ドラゴンの肉は大好評の様だな!気付けばアーシャやサタンも食べに来ていた。
「主殿!先の宣言は見事であった!・・・優しい国か・・・楽しみじゃな!」
「皆の力で、だけどな!」
「ふふっ、魔王の意に背く者は他の国に行けば良いのだ。優しい国に住み、優しい人になりたい者が集まれば、きっと、主殿の望みが叶うであろう?」
「ああ、俺も心から願うよ」
「して、主殿?パトラ殿が獣神様に進化とな?」
「そうなんだ。あっ!パトラに様はいらないそうだ」
「そ、そうか。しかし、獣神に会えるとは思わなかったのぅ・・・」
「おとぎ話の存在なんだろ?」
「我も種族名しか知らん程じゃからな?」
「そっか・・・ところでサタン」
「なんじゃ?」
「獣神サン◯ーライガーって分かる?」
「もちろんじゃ!我も元の世界で人気が有ったぞ?久しぶりに獣神と聞いて思い出したわ!」
「元の世界の時・・・もしかして、俺と同じ頃じゃないか?」
「ぬ!・・・なんと?・・・いや・・・むぅ・・・」
俺は西暦や当時の日本の総理大臣、大災害、テレビ番組等、サタンの遠い記憶を引き出してもらった。
「やっぱりな!思った通りだ!ゲームやラノベの記憶が有るからサタンは厨二病なんだ!」
「・・・酷くね?主殿、酷くね?」
「ヘタレの引き籠もりなんて、明らかに現代っ子だもんな!?」
「我、泣いちゃうぞ?」
「あぁ!スッキリした!」
「我、やるせないんだが・・・」
「ま、だからなんだ?って感じだけどな!」
「・・・まあ、ドラゴンを倒して、建国の祝いの席じゃ、この場は見逃そうぞ・・・」
サタンに聞いてスッキリしたが、のんびりする間もなくグラーフとメアリーがやって来た。
グラーフの表情が変だな?
「グラーフどうした?変な顔して?・・・いや、いつもか?」
「オイオイオイオイ!いきなり悪口か!?いや、そんな事より・・・」
「ジーク様!先程の発言は一体どういう事でしょうか!?」
「ん?サプライズだ!びっくりしただろ?」
「したよ!!腰が抜ける程びっくりしたよ!」
「グラーフ・・・お前より、メアリーの方が頼りになる・・・ワケじゃない」
「・・・は?いや、意味が分からんぞ?」
「メアリーの方が仕事が出来るのは認めろ!少しだけ話をしたが、お前より頭が柔軟で、良く切れる!」
「くっ!言い返せない!・・・あれ?なら、どういう事だ?」
「俺はこのヤマタイ国を普通の国にはしない。

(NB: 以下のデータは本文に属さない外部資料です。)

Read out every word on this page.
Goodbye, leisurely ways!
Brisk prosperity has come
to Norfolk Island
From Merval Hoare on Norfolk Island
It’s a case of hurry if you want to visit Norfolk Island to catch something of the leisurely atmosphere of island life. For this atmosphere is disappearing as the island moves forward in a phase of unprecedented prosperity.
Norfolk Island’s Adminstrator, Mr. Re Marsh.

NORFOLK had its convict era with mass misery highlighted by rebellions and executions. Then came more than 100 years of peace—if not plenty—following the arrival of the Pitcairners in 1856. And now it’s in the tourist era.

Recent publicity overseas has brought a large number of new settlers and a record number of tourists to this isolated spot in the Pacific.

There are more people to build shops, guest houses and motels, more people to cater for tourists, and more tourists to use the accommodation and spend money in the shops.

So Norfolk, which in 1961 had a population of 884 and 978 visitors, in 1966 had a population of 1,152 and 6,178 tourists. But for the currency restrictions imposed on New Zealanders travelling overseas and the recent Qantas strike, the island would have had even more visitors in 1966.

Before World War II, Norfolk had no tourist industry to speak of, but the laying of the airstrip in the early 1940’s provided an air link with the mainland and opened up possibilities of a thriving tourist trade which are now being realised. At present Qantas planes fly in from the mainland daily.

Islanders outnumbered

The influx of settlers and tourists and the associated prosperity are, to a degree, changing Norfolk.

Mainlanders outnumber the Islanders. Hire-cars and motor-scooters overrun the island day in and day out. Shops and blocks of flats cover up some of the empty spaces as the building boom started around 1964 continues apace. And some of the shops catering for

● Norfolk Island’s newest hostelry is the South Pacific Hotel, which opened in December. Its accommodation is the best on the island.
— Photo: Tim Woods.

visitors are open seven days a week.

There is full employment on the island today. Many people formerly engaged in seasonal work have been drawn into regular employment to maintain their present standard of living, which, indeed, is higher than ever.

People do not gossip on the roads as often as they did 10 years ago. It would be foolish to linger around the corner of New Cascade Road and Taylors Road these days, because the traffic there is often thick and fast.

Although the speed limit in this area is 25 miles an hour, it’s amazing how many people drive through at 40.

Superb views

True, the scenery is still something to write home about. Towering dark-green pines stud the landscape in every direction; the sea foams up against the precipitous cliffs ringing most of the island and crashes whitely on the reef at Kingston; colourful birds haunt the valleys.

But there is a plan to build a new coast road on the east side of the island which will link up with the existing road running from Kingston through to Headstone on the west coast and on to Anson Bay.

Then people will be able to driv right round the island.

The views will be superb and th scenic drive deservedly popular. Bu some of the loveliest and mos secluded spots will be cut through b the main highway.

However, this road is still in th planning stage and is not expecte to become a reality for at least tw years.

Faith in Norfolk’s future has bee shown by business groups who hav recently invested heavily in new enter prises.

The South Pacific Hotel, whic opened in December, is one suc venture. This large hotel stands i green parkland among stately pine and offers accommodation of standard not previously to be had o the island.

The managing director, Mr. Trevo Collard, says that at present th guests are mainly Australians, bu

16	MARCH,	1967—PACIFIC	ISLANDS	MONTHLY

まずは王様を置かないんだ」
「・・・それで?」
「特に、ノースティン王国とは対立の可能性が高い」
「だろうな」
「グラーフにはギルマスとして経験が有るが、その経験が邪魔なんだ。むしろ現場に出ろ」
「・・・」
「ジーク様・・・」
「メアリー。『素』で頼む」
「・・・分かった。んで、何でオレなんだ?」
「まぁ、面白そうな奴だから。かな?」
「ギル・・・グラーフさんも面白いだろ?」
「それはそうだが、用事が有っても捕まらない事が多くてな。正直言うと不便だ」
「・・・なるほど!そういう事か!」
「でも給料とかどうすんだ?グラーフさんには要らないか」
「いや、国から出す様にする。これからはヤマタイ国の為に働いてもらう」
「あれ?拒否権無くね?」
「パトラ呼ぼうか?」
「そこで力ずくかよ!?」
「冗談だ。もちろん、サブのギルマスとなるだろうな。更に、給料を上乗せしつつ、身動きを取り易くする為だ」
「・・・悪い話じゃ無いな・・・アーシャちゃんと会う時間も増えるし・・・」
「「ロリコン脳筋ハゲが!」」
「メアリー、やっぱりコイツはクビにしようか?」
「そうだな、ゴミだしな」
「捕まったら助けないぞ」
「じゃ、グランドマスターにチクっておくよ」
「サーセンシタ!」
ドラゴン肉を片手で持ったまま土下座。器用だな。
誠意は伝わらないが。
「とりあえずはギルドが安定するまでグラーフも頑張れよ?」
「それは勿論だ!」
「メアリーも頼むぞ?」
「気合い入れてやってやるよ!」
「無理しなくていいんだ。無理ならこのハゲたオッサンに手伝わせろ」
「はははっ!了解だよ!」
「扱いが・・・おかしいな、オレ、ギルドマスターだったのに・・・あっ!アーシャちゃん見っけ!」
ギルドも面白くなるだろうな。
根に持ってるワケじゃ無いが、パトラを街から追い出すに至った経緯を考えると、グラーフはノースティン王国やグランドマスターの命令には逆らえない。
それより、責任の少ない立場なら、ヤマタイ国にも尽力してくれると俺は見ている。
・・・アーシャも居るしな。勝手に頑張ろうとするだろう。
ロリコンストーカー脳筋ハゲサブギルドマスター。
職業が長い!・・・職業か?
今日はパトラ、ミーシャ、アーシャの飲酒も解禁しようか?俺も飲みたいしな!
周囲が明るいせいか、肉が旨いせいか、宴は終わらない。
流石に疲れて来たので、温泉でも行こうかな?
サイクンに聞いたら完成してるとの事。後は加熱の魔道具で微調整だ。
少しぬるい位にして浸かる。
・・・最っ高ぉぉぉ!!
ここの所の疲れが一気に吹き飛ぶな!
それから俺は・・・そのまま・・・夢のせかいに・・・。